Kawase Tarachime (Japan, 2006) talks about birth, motherhood and aging. Between trauma and love, it makes us enter into the intimacy of the old aunt who has fulfilled her role as a mother, whom she will call grandmother, overcoming the limits of wrinkles, the fall of skin and the body that no longer generates desire. Kawase has the questions of her creation and will have to look for them between the answers of her grandmother and the nudes. It can be a way to overcome the pains, as the grandmother admits that "she did not give birth to Naomi, but she brought her son." The staging is not always comfortable, and the images directly question common sense. It is a dance between support and abandonment, as well as the process of the director, from the daughter to the mother. The tasks to be carried out in the future must be understood in the past.
The letters of In between days (Catalunya, Japan, 2009) were recorded a few years later. This is a work carried out with Isaki Lacuesta (Girona, 1975), in which each sends his/her diaries and environments to the other through audiovisual letters. In total, there are seven shorts that are exchanged, and beyond what is known, the time between the letters becomes important, hence the name of the work (in Basque, Between days). The work and mutual knowledge among filmmakers are now being read. Lacuesta's images have been shot the day after her first interview, and the last of Kawase tell her last stay among them. They can also be understood as reflections on the production of films usually abroad and around the unknown.

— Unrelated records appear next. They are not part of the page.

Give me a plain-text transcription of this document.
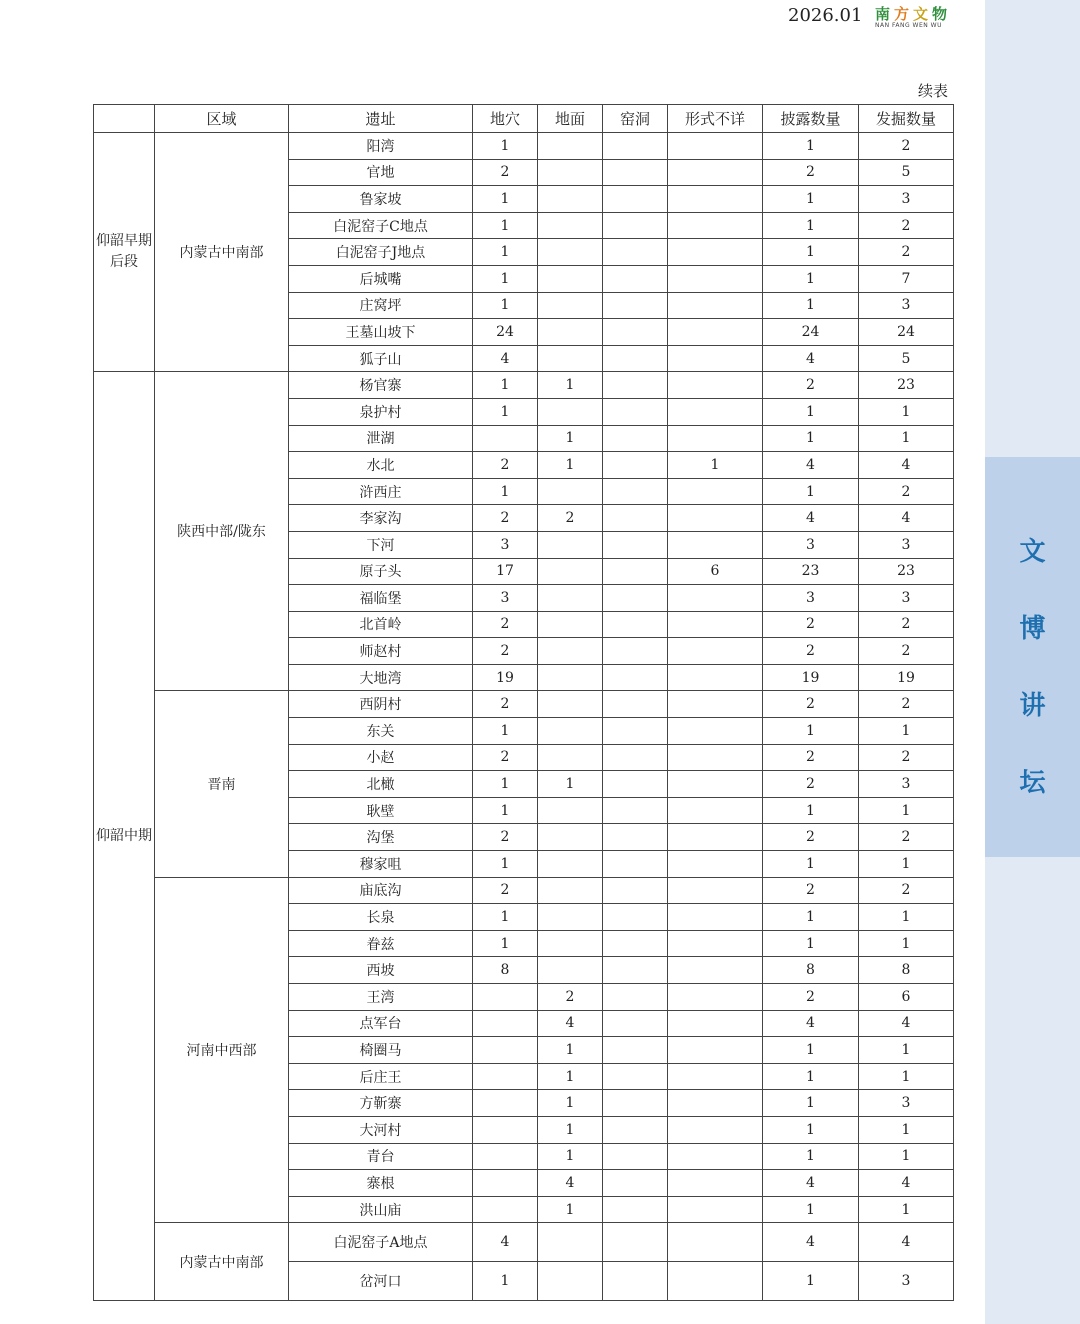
文
博
讲
坛
2026.01 南 方 文 物
NAN FANG WEN WU
续表
	区域	遗址	地穴	地面	窑洞	形式不详	披露数量	发掘数量
仰韶早期后段	内蒙古中南部	阳湾	1				1	2
		官地	2				2	5
		鲁家坡	1				1	3
		白泥窑子C地点	1				1	2
		白泥窑子J地点	1				1	2
		后城嘴	1				1	7
		庄窝坪	1				1	3
		王墓山坡下	24				24	24
		狐子山	4				4	5
仰韶中期	陕西中部/陇东	杨官寨	1	1			2	23
		泉护村	1				1	1
		泄湖		1			1	1
		水北	2	1		1	4	4
		浒西庄	1				1	2
		李家沟	2	2			4	4
		下河	3				3	3
		原子头	17			6	23	23
		福临堡	3				3	3
		北首岭	2				2	2
		师赵村	2				2	2
		大地湾	19				19	19
	晋南	西阴村	2				2	2
		东关	1				1	1
		小赵	2				2	2
		北橄	1	1			2	3
		耿壁	1				1	1
		沟堡	2				2	2
		穆家咀	1				1	1
	河南中西部	庙底沟	2				2	2
		长泉	1				1	1
		眷兹	1				1	1
		西坡	8				8	8
		王湾		2			2	6
		点军台		4			4	4
		椅圈马		1			1	1
		后庄王		1			1	1
		方靳寨		1			1	3
		大河村		1			1	1
		青台		1			1	1
		寨根		4			4	4
		洪山庙		1			1	1
	内蒙古中南部	白泥窑子A地点	4				4	4
		岔河口	1				1	3
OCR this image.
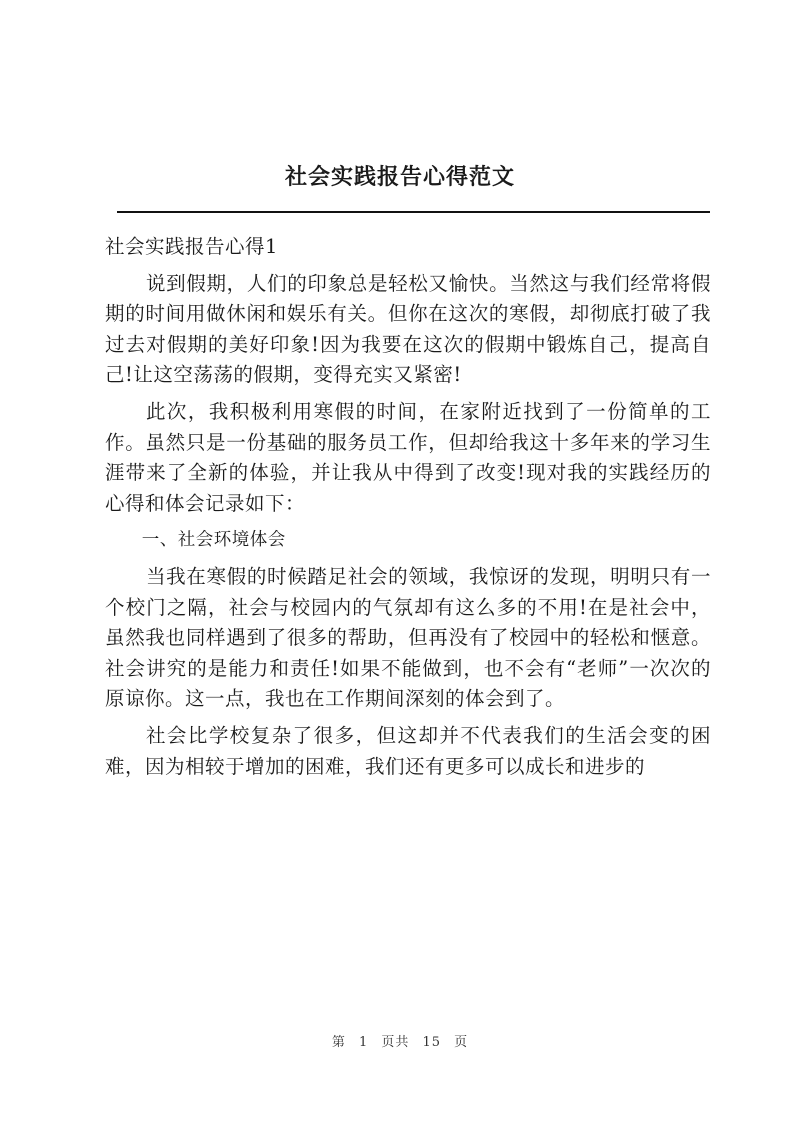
社会实践报告心得范文

社会实践报告心得1

说到假期，人们的印象总是轻松又愉快。当然这与我们经常将假期的时间用做休闲和娱乐有关。但你在这次的寒假，却彻底打破了我过去对假期的美好印象!因为我要在这次的假期中锻炼自己，提高自己!让这空荡荡的假期，变得充实又紧密!

此次，我积极利用寒假的时间，在家附近找到了一份简单的工作。虽然只是一份基础的服务员工作，但却给我这十多年来的学习生涯带来了全新的体验，并让我从中得到了改变!现对我的实践经历的心得和体会记录如下：

一、社会环境体会

当我在寒假的时候踏足社会的领域，我惊讶的发现，明明只有一个校门之隔，社会与校园内的气氛却有这么多的不用!在是社会中，虽然我也同样遇到了很多的帮助，但再没有了校园中的轻松和惬意。社会讲究的是能力和责任!如果不能做到，也不会有“老师”一次次的原谅你。这一点，我也在工作期间深刻的体会到了。

社会比学校复杂了很多，但这却并不代表我们的生活会变的困难，因为相较于增加的困难，我们还有更多可以成长和进步的

第 1 页共 15 页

Marguerite Duro (Saigon, 1914 - Paris, 1996) was born some 4,000 kilometers away. He returned to France as a teenager, as he was from the family and was known as a filmmaker and writer. He has written books and film scripts as well known as Hiroshima mon amour (France, 1959), by Alain Resnais, and his works in film are evident. It moves between the story and the images, combining both lines, crossing them or separating them.

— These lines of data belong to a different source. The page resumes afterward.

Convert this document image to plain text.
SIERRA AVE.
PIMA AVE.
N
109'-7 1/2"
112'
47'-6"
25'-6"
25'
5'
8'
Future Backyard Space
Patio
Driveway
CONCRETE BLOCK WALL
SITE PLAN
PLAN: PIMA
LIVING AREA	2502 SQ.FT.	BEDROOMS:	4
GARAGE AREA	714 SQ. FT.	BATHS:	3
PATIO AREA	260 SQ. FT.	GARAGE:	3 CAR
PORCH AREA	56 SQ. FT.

It was precisely in this game of images and words that he shot Le navire night (France, 1979). The voices tell the love story of anonymous characters who call each other in the Parisian night, where they meet and relate through illegal phone lines. It would be an analogue dye. The images show the streets without people, on the one hand, and some characters found inside the house, on the other. Curiosity leads to both the story and the evolution of the family, leaving open the possibility of many compatible meanings. The process and staging of the film are obvious, but only the viewer can understand why.
Following the direction of his predecessor, Dura has a half-film called L'homme atlantique (France, 1981). Entering a house near the sea, the shooting is naked in the director's activities. A man crosses the premises of the building, sometimes following orders, and others on his own. At the beginning of the film Dura says: "Don't worry, you forget the camera." However, we don't know if that second person is us or the actor, because the voice off goes inside and outside the movie. The bitter memory of words is the absence in the landscape, and the film is full of reflections about the film. The boundary between fiction and documentary is diffuse, since, according to Dura, "life is a photographic phenomenon".
The two artists may be away from each other in history and in places of residence, both in the use of the word and in the frame. In this case, however, it has united the conditions of the interior spaces, and I am convinced that this is not the only similarity that we can find. The search for the viewer's testimony is perhaps the triple bridge that can unite. A bridge that can cross several oceans.